One, two, three, four…I lost count after forty-five. The ball hit the rim and I chased it down, sighed, and began again.
One, two, three…I adjusted to the bounce and lost track of the count again.
The faint smell of lilacs drifted to me, a flawless scent so perfect, not too cloying, or overpowering. The perfect aroma for spring. Like watermelon in the summer and oranges in the winter.
***

I don't really have anything to say except that I saw this when it was a first or second draft, and boy has CD taken the task of revision to heart. Love to hear what you think. I'll add my comments later.





3 comments:

Liza said...

Let me start by saying I really like this. Great voice, description, and I'm really in the scene. My comments are picky more than anything. Remember to make sure every word matters. This page is so good, you don't want anything to slow it down, so I'd get rid of any extras.

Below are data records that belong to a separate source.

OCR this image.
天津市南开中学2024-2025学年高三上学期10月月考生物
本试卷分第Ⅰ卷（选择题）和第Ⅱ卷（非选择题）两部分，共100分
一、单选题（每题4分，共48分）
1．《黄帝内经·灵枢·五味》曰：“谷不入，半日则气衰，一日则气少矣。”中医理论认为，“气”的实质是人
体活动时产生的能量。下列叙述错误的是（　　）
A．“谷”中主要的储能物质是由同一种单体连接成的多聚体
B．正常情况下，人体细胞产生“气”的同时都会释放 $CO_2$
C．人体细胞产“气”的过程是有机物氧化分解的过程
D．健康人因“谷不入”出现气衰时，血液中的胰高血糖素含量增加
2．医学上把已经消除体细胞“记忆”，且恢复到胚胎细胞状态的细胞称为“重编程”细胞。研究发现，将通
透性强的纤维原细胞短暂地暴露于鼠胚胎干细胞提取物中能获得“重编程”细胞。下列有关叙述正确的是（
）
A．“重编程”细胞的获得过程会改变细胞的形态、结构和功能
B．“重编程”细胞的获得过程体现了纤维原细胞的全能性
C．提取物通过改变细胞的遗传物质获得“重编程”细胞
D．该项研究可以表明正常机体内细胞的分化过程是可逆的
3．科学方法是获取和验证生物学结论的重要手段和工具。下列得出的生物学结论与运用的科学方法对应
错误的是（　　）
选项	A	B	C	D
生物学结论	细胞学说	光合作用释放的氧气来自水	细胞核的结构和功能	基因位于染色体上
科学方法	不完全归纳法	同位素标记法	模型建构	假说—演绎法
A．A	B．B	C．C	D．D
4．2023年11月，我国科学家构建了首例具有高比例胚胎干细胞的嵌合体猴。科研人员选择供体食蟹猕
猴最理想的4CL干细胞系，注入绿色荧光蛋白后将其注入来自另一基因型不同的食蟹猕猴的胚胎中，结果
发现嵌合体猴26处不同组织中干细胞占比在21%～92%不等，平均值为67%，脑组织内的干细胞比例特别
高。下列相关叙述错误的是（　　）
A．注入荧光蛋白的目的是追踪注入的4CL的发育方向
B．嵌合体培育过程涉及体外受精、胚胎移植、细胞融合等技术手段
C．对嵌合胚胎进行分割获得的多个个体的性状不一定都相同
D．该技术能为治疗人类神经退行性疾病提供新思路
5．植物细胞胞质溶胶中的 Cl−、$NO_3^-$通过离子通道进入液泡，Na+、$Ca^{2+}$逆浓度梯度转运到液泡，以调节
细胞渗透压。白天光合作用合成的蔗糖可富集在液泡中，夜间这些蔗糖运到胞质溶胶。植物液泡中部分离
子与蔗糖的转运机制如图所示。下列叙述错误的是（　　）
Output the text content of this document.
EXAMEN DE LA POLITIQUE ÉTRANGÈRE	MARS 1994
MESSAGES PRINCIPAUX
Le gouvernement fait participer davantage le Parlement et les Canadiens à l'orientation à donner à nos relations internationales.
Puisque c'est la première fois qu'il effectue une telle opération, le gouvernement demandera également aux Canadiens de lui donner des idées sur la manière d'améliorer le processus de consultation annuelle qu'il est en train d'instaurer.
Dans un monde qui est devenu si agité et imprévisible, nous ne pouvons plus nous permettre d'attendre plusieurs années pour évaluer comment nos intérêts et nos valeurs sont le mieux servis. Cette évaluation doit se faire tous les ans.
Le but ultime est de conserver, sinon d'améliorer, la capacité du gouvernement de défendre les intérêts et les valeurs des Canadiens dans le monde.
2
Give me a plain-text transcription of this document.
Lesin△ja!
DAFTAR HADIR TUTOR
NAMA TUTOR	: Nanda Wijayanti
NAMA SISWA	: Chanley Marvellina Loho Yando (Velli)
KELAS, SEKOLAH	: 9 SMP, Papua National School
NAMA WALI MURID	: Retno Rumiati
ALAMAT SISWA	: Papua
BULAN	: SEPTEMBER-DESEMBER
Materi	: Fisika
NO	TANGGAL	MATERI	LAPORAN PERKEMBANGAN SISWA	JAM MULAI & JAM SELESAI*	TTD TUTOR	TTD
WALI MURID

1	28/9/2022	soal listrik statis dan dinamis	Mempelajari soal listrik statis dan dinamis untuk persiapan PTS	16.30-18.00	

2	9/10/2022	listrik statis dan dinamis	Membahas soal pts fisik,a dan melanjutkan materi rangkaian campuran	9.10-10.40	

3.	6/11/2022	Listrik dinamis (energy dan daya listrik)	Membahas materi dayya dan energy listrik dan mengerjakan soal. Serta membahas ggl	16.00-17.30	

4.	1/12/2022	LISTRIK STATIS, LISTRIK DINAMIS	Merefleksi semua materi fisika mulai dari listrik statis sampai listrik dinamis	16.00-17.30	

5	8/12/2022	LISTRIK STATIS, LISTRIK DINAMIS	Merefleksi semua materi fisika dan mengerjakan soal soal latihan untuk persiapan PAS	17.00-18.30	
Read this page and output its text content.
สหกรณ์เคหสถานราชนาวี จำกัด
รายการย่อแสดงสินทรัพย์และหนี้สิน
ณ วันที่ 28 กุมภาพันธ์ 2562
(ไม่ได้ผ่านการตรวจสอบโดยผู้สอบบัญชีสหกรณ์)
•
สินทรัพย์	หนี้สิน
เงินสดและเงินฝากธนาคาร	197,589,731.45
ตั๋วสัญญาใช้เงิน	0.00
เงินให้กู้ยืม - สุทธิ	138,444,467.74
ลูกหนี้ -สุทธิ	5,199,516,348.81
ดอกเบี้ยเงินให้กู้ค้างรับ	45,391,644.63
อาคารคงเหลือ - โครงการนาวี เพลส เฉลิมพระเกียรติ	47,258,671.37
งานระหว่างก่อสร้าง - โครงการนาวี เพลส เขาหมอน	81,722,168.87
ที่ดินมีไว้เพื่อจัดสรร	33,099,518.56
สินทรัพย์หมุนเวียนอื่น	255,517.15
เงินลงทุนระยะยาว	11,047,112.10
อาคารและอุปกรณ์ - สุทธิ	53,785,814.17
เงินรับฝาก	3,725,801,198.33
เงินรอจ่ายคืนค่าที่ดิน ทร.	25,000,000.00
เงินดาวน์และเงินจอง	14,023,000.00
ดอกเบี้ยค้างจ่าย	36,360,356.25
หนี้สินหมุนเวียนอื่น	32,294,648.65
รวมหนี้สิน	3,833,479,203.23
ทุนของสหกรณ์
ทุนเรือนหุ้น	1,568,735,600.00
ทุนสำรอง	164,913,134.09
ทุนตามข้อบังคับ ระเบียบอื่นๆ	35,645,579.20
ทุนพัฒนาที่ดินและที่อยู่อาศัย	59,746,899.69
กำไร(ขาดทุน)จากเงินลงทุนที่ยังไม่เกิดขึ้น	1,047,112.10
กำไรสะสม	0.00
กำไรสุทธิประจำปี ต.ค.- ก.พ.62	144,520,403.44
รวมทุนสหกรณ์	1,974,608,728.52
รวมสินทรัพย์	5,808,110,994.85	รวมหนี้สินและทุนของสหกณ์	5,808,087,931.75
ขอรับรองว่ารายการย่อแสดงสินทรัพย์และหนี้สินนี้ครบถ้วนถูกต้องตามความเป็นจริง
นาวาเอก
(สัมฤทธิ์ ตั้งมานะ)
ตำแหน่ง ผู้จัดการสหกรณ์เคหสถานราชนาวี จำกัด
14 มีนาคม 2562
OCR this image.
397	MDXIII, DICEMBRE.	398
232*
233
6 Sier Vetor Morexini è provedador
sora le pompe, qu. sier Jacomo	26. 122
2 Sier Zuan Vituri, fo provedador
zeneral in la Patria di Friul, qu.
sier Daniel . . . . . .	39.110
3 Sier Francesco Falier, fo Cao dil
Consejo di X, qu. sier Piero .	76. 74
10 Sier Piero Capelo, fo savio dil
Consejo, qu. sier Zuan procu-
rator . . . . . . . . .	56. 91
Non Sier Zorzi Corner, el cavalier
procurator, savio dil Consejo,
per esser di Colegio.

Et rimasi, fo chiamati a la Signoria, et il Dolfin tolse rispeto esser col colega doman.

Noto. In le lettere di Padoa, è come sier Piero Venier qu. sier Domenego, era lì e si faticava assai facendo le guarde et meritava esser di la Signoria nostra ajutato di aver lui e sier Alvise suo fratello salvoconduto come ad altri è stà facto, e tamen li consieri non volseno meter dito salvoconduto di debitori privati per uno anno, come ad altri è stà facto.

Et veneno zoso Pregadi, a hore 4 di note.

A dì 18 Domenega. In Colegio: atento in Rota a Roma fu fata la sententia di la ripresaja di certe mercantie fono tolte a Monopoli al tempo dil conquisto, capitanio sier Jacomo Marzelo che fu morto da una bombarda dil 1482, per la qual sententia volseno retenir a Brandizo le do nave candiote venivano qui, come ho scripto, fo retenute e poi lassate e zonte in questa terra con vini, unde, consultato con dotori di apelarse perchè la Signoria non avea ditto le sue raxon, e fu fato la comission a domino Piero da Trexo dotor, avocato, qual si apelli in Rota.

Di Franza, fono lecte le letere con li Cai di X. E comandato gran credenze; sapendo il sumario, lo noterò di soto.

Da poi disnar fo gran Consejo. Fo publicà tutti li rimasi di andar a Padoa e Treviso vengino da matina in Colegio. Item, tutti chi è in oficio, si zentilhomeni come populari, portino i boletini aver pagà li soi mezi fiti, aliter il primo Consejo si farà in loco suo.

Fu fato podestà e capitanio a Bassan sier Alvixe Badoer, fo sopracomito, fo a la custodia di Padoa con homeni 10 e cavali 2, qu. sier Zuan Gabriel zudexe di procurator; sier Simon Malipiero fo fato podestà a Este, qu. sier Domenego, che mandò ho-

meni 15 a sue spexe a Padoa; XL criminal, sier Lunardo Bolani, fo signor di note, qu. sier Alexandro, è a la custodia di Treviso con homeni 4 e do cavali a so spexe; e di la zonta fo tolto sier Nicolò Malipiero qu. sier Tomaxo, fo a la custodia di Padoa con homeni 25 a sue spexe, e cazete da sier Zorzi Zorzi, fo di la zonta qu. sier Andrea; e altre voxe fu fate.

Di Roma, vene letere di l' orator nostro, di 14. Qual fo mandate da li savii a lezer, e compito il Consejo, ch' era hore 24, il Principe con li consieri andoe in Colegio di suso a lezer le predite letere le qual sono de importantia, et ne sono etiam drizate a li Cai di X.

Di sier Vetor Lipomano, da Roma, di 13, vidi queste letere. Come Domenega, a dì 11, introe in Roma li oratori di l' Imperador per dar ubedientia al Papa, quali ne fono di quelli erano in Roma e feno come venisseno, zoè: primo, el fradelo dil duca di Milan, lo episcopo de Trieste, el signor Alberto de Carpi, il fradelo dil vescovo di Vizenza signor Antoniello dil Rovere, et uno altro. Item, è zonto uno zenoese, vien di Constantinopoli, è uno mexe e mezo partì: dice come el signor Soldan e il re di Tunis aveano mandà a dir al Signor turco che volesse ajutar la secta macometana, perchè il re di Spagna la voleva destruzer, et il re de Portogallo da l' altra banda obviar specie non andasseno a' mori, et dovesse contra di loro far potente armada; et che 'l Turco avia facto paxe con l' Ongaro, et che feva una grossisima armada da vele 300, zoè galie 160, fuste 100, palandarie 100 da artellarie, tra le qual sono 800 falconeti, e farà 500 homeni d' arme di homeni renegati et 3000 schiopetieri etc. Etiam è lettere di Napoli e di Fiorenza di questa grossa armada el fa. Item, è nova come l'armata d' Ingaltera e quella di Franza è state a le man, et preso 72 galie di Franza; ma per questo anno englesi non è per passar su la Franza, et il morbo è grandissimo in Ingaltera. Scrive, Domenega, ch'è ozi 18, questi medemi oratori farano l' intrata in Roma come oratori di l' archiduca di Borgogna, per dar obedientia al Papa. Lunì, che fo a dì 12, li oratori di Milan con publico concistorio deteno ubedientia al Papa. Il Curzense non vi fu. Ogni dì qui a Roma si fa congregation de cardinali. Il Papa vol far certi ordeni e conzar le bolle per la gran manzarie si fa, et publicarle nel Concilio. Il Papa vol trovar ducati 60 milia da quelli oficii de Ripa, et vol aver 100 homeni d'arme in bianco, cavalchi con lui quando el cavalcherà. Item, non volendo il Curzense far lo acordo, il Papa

For example, the sentence about handcuffs is awesome! But you temper the awesomeness by using "so much, and "anyway." How about "Handcuffs are more reliable?" Then your sentence hits the reader hard. (They rub their hands together and say, "Cool. Third sentence and its already getting juicy.") Delete "slightly" by the grubby tennis ball. It's grubby, period, who cares how much? For the lilacs, skip the "not so perfect, not too cloying." Does it matter what they are not? No, it matters what they are! "The faint smell of lilacs drifted to me, the perfect aroma for spring. Like..." My only other comment has to do with juggling the tennis ball. Again, this is an wonderful visual...but it goes on a bit long. I'd suggest one volley, one drop, and then move on. The reader will get the picture.

Forgive me if my comments sound picky...but that's because this is so good, and with little tweaks could be over-the-top amazing. I am so intrigued and would love to know how this continues.

Patchi said...

The fact that I went to Amazon to buy the prequel before I finished reading should tell you enough.

I agree with Liza on the handcuffs sentence. However, the only thing I would change about the lilacs is remove the "so perfect" from the flawless scent. I do like the rest of the description.

mshatch said...

Completely agree with Patchi and I'd change that last paragraph like so:

The faint smell of lilacs drifted to me, the perfect aroma for spring.